The proposed Pebble Mine, 200 miles southwest of Anchorage, is estimated to hold 81 billion pounds of copper, 107 million ounces of gold and 5 billion pounds of molybdenum, and is said to be one of the largest such deposits in the world. However, the location of the proposed massive open-pit mine — near the breeding grounds of the fertile Bristol Bay salmon fishery — has led to intense scrutiny by opponents of the mine who say it would damage salmon streams that are important both commercially and culturally to the region.

The Pebble Partnership is 50-50 venture between global mining companies Anglo American and Northern Dynasty. Last year, the Pebble Partnership spent $107 million on preparing the permit application for the proposed mine. To date, the partnership has spent $680 million steering the project toward development.
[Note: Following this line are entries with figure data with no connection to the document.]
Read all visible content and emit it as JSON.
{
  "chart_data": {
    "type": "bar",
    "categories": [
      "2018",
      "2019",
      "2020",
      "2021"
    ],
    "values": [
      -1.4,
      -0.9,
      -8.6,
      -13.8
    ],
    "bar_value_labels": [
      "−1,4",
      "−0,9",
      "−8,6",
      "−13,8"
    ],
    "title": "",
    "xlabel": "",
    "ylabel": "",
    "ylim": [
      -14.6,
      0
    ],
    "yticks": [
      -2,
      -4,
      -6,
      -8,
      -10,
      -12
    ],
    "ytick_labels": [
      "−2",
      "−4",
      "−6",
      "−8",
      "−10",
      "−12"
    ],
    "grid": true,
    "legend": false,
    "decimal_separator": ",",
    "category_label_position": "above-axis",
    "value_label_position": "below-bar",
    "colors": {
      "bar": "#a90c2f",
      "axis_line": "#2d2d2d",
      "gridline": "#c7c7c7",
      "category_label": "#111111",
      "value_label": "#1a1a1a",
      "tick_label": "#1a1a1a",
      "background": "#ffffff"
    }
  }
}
The $80 million spent this year will come from Anglo American, due to the way the joint venture is structured, said Mike Heatwole, Pebble Partnership spokesperson. This year’s funds will be spent with the goal of developing an overall project description and toward initiating the National Environmental Policy Act (NEPA) permit process.

NEPA permitting represents “the very beginning” of a years-long quest to collect more than 60 permits and approvals from various federal and state agencies, all required before the mine can proceed, Heatwole said.

Four categories of spending on an ‘Alaska challenge’

The Pebble Partnership plans to spend the $80 million across four different categories of study.

First, a portion of the money will go toward engineering studies to assess how to get the minerals at the Pebble deposit out of the ground and on to market, including what is needed in terms of infrastructure and energy. Engineering challenges could almost be classified as an “Alaska challenge,” Heatwole said. “You have a resource that’s in a remote location, and there’s no infrastructure.”

That infrastructure would include a power plant, roads, and dam to support what would be the largest mine in Alaska. The engineering studies are “a very complex bit of work,” and have been going on for years, he said.